Two solutions containing 0.75 g of urea (molecular weight 60) and 1.5 g of compound A in 100 g water, freeze at the same temperature. The molecular weight of A is:

120

The correct answer is option 3. 120.

To determine the molecular weight of compound A, we can use the concept of freezing point depression in solutions:

The freezing point depression (\(\Delta T_f\)) is related to the molal concentration of the solute in the solvent:

\(\Delta T_f = K_f \cdot m \)

Where:

\( \Delta T_f \) is the freezing point depression,

\( K_f \) is the cryoscopic constant (specific to the solvent, here assumed to be water),

\( m \) is the molality of the solution (moles of solute per kilogram of solvent).

Given:

Solution 1: Contains 0.75 g of urea (molecular weight \( M_{\text{urea}} = 60 \)) in 100 g of water.

Solution 2: Contains 1.5 g of compound A in 100 g of water.

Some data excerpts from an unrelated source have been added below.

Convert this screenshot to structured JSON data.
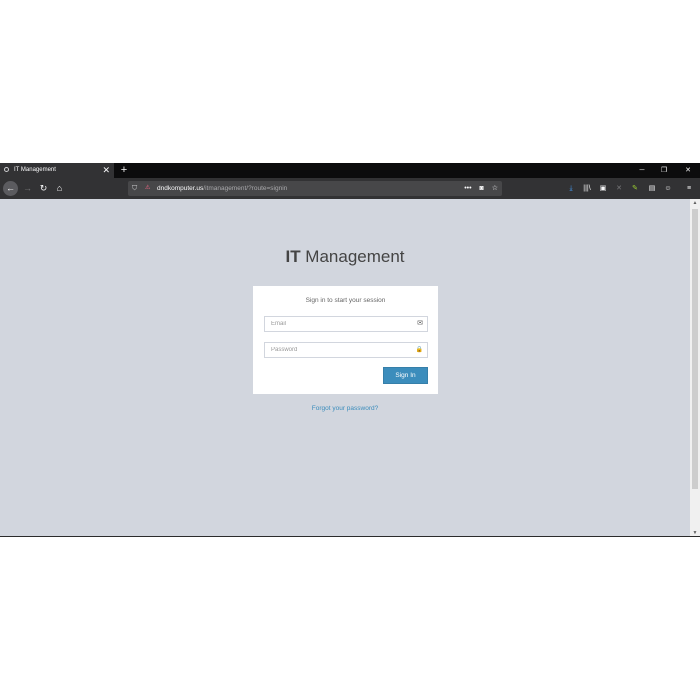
{
  "browser": {
    "tab_title": "IT Management",
    "tab_close": "✕",
    "new_tab": "+",
    "win_minimize": "─",
    "win_restore": "❐",
    "win_close": "✕",
    "url_host": "dndkomputer.us",
    "url_path": "/itmanagement/?route=signin",
    "nav_back": "←",
    "nav_forward": "→",
    "nav_reload": "↻",
    "nav_home": "⌂",
    "url_more": "•••",
    "url_pocket": "◙",
    "url_star": "☆",
    "tool_download": "⤓",
    "tool_library": "|||\\",
    "tool_sidebar": "▣",
    "tool_x": "✕",
    "tool_brush": "✎",
    "tool_reader": "▤",
    "tool_account": "☺",
    "tool_menu": "≡"
  },
  "page": {
    "logo_bold": "IT",
    "logo_rest": " Management",
    "box_message": "Sign in to start your session",
    "email_placeholder": "Email",
    "email_icon": "✉",
    "password_placeholder": "Password",
    "password_icon": "🔒",
    "signin_label": "Sign In",
    "forgot_label": "Forgot your password?"
  },
  "colors": {
    "background": "#d2d6de",
    "button": "#3c8dbc",
    "link": "#3c8dbc"
  }
}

Since both solutions freeze at the same temperature, they have the same freezing point depression, \( \Delta T_f \).

For Solution 1 (Urea):

\( \text{moles of urea} = \frac{\text{mass of urea}}{\text{molecular weight of urea}} = \frac{0.75 \text{ g}}{60 \text{ g/mol}} = 0.0125 \text{ mol} \)

\(m_1 = \frac{\text{moles of urea}}{\text{mass of water in kg}} = \frac{0.0125 \text{ mol}}{0.1 \text{ kg}} = 0.125 \text{ mol/kg} \)

For Solution 2 (Compound A):

\(m_2 = \frac{\text{moles of A}}{\text{mass of water in kg}} = \frac{\frac{1.5 \text{ g}}{M_A \text{ g/mol}}}{0.1 \text{ kg}} = \frac{15}{M_A} \text{ mol/kg} \)

Since both solutions freeze at the same temperature, their molalities must be equal:
\(m_1 = m_2 \)

\( 0.125 = \frac{15}{M_A} \)

Solving for \( M_A \):

\(M_A = \frac{15}{0.125} = 120 \text{ g/mol} \)

Therefore, the molecular weight of compound A is \(120\) g/mol.